Create a sample corpus for the en_US.twitter.txt file…

set.seed(42)
sampleTwitterLines <- twitter_line[sample(1:length(twitter_line),90000)]  # sample 90000 lines from `twitter_line`
twitter_corpus = VCorpus(VectorSource(sampleTwitterLines))
twitter_corpus = tm_map(twitter_corpus, content_transformer(tolower))
twitter_corpus = tm_map(twitter_corpus, removeNumbers)
twitter_corpus = tm_map(twitter_corpus, removePunctuation)
twitter_corpus = tm_map(twitter_corpus, removeWords, stopwords())
twitter_corpus = tm_map(twitter_corpus, stemDocument)
twitter_corpus = tm_map(twitter_corpus, stripWhitespace)

Get word frequencies for en_US.twitter.txt sample corpus by creating a TermDocumentMatrix object and converting it to a dataframe…

twitter_tdm <- as.data.frame(tidy(TermDocumentMatrix(twitter_corpus))) 
freq_cols <- c("term","count")              # remove documents column
twitter_freq_df <- twitter_tdm[freq_cols]

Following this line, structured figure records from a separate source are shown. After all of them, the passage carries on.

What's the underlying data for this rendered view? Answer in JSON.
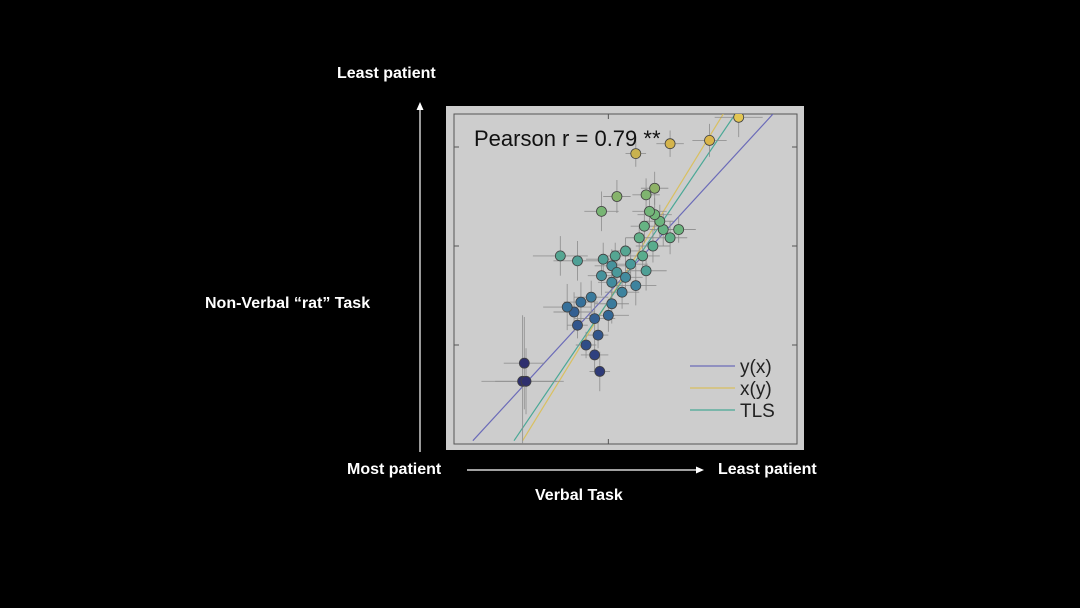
{
  "slide": {
    "y_axis_top": "Least patient",
    "y_axis_label": "Non-Verbal “rat” Task",
    "x_axis_left": "Most patient",
    "x_axis_right": "Least patient",
    "x_axis_label": "Verbal Task"
  },
  "chart_data": {
    "type": "scatter",
    "annotation": "Pearson r =  0.79 **",
    "xlim": [
      0,
      10
    ],
    "ylim": [
      0,
      10
    ],
    "grid": false,
    "legend_position": "bottom-right",
    "legend": [
      {
        "name": "y(x)",
        "color": "#6b6bb8"
      },
      {
        "name": "x(y)",
        "color": "#d9c060"
      },
      {
        "name": "TLS",
        "color": "#4aa896"
      }
    ],
    "lines": [
      {
        "name": "y(x)",
        "color": "#6b6bb8",
        "points": [
          [
            0.55,
            0.1
          ],
          [
            9.3,
            10
          ]
        ]
      },
      {
        "name": "x(y)",
        "color": "#d9c060",
        "points": [
          [
            2.0,
            0.1
          ],
          [
            7.85,
            10
          ]
        ]
      },
      {
        "name": "TLS",
        "color": "#4aa896",
        "points": [
          [
            1.75,
            0.1
          ],
          [
            8.2,
            10
          ]
        ]
      }
    ],
    "colors": {
      "background": "#000000",
      "plot_bg": "#cdcdcd",
      "error_bar": "#8a8a8a",
      "point_edge": "#404040"
    },
    "points": [
      {
        "x": 2.0,
        "y": 1.9,
        "xerr": 1.2,
        "yerr": 2.0,
        "color": "#2e2f6e"
      },
      {
        "x": 2.1,
        "y": 1.9,
        "xerr": 0.9,
        "yerr": 1.0,
        "color": "#2e2f6e"
      },
      {
        "x": 2.05,
        "y": 2.45,
        "xerr": 0.6,
        "yerr": 1.4,
        "color": "#2e2f6e"
      },
      {
        "x": 4.25,
        "y": 2.2,
        "xerr": 0.3,
        "yerr": 0.6,
        "color": "#2e3a78"
      },
      {
        "x": 4.1,
        "y": 2.7,
        "xerr": 0.4,
        "yerr": 0.5,
        "color": "#2f417f"
      },
      {
        "x": 3.85,
        "y": 3.0,
        "xerr": 0.3,
        "yerr": 0.4,
        "color": "#2f4d87"
      },
      {
        "x": 4.2,
        "y": 3.3,
        "xerr": 0.3,
        "yerr": 0.4,
        "color": "#31558c"
      },
      {
        "x": 3.6,
        "y": 3.6,
        "xerr": 0.3,
        "yerr": 0.4,
        "color": "#31558c"
      },
      {
        "x": 4.1,
        "y": 3.8,
        "xerr": 0.6,
        "yerr": 0.5,
        "color": "#335f92"
      },
      {
        "x": 3.5,
        "y": 4.0,
        "xerr": 0.6,
        "yerr": 0.6,
        "color": "#335f92"
      },
      {
        "x": 4.5,
        "y": 3.9,
        "xerr": 0.6,
        "yerr": 0.5,
        "color": "#336896"
      },
      {
        "x": 3.7,
        "y": 4.3,
        "xerr": 0.5,
        "yerr": 0.6,
        "color": "#36709a"
      },
      {
        "x": 3.3,
        "y": 4.15,
        "xerr": 0.7,
        "yerr": 0.7,
        "color": "#36709a"
      },
      {
        "x": 4.0,
        "y": 4.45,
        "xerr": 0.5,
        "yerr": 0.5,
        "color": "#3a7a9c"
      },
      {
        "x": 4.6,
        "y": 4.25,
        "xerr": 0.5,
        "yerr": 0.6,
        "color": "#3a7a9c"
      },
      {
        "x": 4.9,
        "y": 4.6,
        "xerr": 0.5,
        "yerr": 0.5,
        "color": "#3e839e"
      },
      {
        "x": 5.3,
        "y": 4.8,
        "xerr": 0.6,
        "yerr": 0.6,
        "color": "#3e839e"
      },
      {
        "x": 4.6,
        "y": 4.9,
        "xerr": 0.4,
        "yerr": 0.5,
        "color": "#428b9e"
      },
      {
        "x": 5.0,
        "y": 5.05,
        "xerr": 0.5,
        "yerr": 0.5,
        "color": "#428b9e"
      },
      {
        "x": 4.3,
        "y": 5.1,
        "xerr": 0.4,
        "yerr": 0.6,
        "color": "#46929c"
      },
      {
        "x": 4.6,
        "y": 5.4,
        "xerr": 0.5,
        "yerr": 0.5,
        "color": "#46929c"
      },
      {
        "x": 4.75,
        "y": 5.2,
        "xerr": 0.4,
        "yerr": 0.5,
        "color": "#4a999a"
      },
      {
        "x": 5.15,
        "y": 5.45,
        "xerr": 0.5,
        "yerr": 0.5,
        "color": "#4a999a"
      },
      {
        "x": 5.6,
        "y": 5.25,
        "xerr": 0.6,
        "yerr": 0.6,
        "color": "#4fa096"
      },
      {
        "x": 4.35,
        "y": 5.6,
        "xerr": 0.5,
        "yerr": 0.5,
        "color": "#4fa096"
      },
      {
        "x": 3.6,
        "y": 5.55,
        "xerr": 0.7,
        "yerr": 0.6,
        "color": "#4fa096"
      },
      {
        "x": 4.7,
        "y": 5.7,
        "xerr": 0.4,
        "yerr": 0.4,
        "color": "#55a692"
      },
      {
        "x": 5.0,
        "y": 5.85,
        "xerr": 0.4,
        "yerr": 0.4,
        "color": "#55a692"
      },
      {
        "x": 3.1,
        "y": 5.7,
        "xerr": 0.8,
        "yerr": 0.6,
        "color": "#55a692"
      },
      {
        "x": 5.5,
        "y": 5.7,
        "xerr": 0.5,
        "yerr": 0.5,
        "color": "#5aac8d"
      },
      {
        "x": 5.8,
        "y": 6.0,
        "xerr": 0.5,
        "yerr": 0.5,
        "color": "#5aac8d"
      },
      {
        "x": 5.4,
        "y": 6.25,
        "xerr": 0.4,
        "yerr": 0.4,
        "color": "#60b088"
      },
      {
        "x": 6.3,
        "y": 6.25,
        "xerr": 0.5,
        "yerr": 0.5,
        "color": "#60b088"
      },
      {
        "x": 6.1,
        "y": 6.5,
        "xerr": 0.4,
        "yerr": 0.5,
        "color": "#66b383"
      },
      {
        "x": 5.55,
        "y": 6.6,
        "xerr": 0.4,
        "yerr": 0.5,
        "color": "#66b383"
      },
      {
        "x": 6.55,
        "y": 6.5,
        "xerr": 0.5,
        "yerr": 0.4,
        "color": "#6cb57e"
      },
      {
        "x": 6.0,
        "y": 6.75,
        "xerr": 0.4,
        "yerr": 0.5,
        "color": "#6cb57e"
      },
      {
        "x": 5.85,
        "y": 6.95,
        "xerr": 0.5,
        "yerr": 0.5,
        "color": "#72b679"
      },
      {
        "x": 5.7,
        "y": 7.05,
        "xerr": 0.5,
        "yerr": 0.5,
        "color": "#72b679"
      },
      {
        "x": 4.3,
        "y": 7.05,
        "xerr": 0.5,
        "yerr": 0.6,
        "color": "#78b574"
      },
      {
        "x": 5.6,
        "y": 7.55,
        "xerr": 0.4,
        "yerr": 0.5,
        "color": "#7fb46f"
      },
      {
        "x": 4.75,
        "y": 7.5,
        "xerr": 0.4,
        "yerr": 0.5,
        "color": "#86b36b"
      },
      {
        "x": 5.85,
        "y": 7.75,
        "xerr": 0.4,
        "yerr": 0.5,
        "color": "#8eb267"
      },
      {
        "x": 5.3,
        "y": 8.8,
        "xerr": 0.3,
        "yerr": 0.4,
        "color": "#c9b24f"
      },
      {
        "x": 6.3,
        "y": 9.1,
        "xerr": 0.4,
        "yerr": 0.4,
        "color": "#d4b44c"
      },
      {
        "x": 7.45,
        "y": 9.2,
        "xerr": 0.5,
        "yerr": 0.5,
        "color": "#dab54a"
      },
      {
        "x": 8.3,
        "y": 9.9,
        "xerr": 0.7,
        "yerr": 0.6,
        "color": "#e2c653"
      }
    ]
  }
}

twitter_freq_df <- twitter_freq_df %>%           # aggregate word count by `term`
  group_by(term) %>% 
  mutate(sum(count))

names(twitter_freq_df) <- c("term","count","total")  # rename columns of resultant dataframe
freq_cols <- c("term","total")
twitter_freq_df <- twitter_freq_df[freq_cols]
twitter_freq_df <- distinct(twitter_freq_df)
twitter_freq_df <- twitter_freq_df[order(-twitter_freq_df$total),] 
unigramTokenizer <- function(x) {
        NGramTokenizer(x, Weka_control(min = 1, max = 1))
}
unigrams <- DocumentTermMatrix(blog_corpus, control = list(tokenize = unigramTokenizer))

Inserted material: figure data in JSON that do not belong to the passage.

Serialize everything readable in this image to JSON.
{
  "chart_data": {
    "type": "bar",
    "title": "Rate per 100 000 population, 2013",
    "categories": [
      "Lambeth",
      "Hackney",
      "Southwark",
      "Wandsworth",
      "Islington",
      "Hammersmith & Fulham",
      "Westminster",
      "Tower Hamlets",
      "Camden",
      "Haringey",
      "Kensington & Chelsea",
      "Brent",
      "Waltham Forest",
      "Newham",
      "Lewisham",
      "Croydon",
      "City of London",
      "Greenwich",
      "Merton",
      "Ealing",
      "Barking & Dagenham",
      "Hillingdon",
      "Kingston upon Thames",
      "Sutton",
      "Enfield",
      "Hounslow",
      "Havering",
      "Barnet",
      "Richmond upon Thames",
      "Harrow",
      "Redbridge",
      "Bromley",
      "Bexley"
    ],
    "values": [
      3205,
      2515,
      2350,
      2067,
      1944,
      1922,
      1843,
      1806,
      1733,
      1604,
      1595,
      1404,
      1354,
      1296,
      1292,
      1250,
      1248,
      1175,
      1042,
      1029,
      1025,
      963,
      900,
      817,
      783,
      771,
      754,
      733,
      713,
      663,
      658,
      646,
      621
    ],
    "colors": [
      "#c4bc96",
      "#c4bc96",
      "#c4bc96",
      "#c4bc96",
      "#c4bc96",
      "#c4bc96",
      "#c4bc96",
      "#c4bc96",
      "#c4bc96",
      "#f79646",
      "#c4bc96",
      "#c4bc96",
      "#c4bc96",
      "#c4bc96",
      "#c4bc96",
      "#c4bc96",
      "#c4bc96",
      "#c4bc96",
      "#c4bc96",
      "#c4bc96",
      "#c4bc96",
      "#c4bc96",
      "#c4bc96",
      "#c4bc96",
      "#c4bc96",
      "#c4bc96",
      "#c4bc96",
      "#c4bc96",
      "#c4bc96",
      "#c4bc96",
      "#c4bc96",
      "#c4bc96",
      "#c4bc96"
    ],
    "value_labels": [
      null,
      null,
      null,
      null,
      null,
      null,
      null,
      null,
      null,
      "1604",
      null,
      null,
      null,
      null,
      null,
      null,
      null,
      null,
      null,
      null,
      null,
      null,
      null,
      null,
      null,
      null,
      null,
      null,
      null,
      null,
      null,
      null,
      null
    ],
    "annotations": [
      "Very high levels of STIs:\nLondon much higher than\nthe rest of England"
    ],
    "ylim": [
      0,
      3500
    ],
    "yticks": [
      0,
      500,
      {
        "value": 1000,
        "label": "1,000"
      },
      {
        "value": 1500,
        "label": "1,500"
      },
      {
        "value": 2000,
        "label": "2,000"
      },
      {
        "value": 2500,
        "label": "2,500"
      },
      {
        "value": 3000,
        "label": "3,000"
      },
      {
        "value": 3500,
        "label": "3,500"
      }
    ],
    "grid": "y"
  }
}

BigramTokenizer <- function(x) {
        NGramTokenizer(x, Weka_control(min = 2, max = 2))
}
bigrams <- DocumentTermMatrix(blog_corpus, control = list(tokenize = BigramTokenizer))

TrigramTokenizer <- function(x) {
        NGramTokenizer(x, Weka_control(min = 3, max = 3))
}
trigrams <- DocumentTermMatrix(blog_corpus, control = list(tokenize = TrigramTokenizer))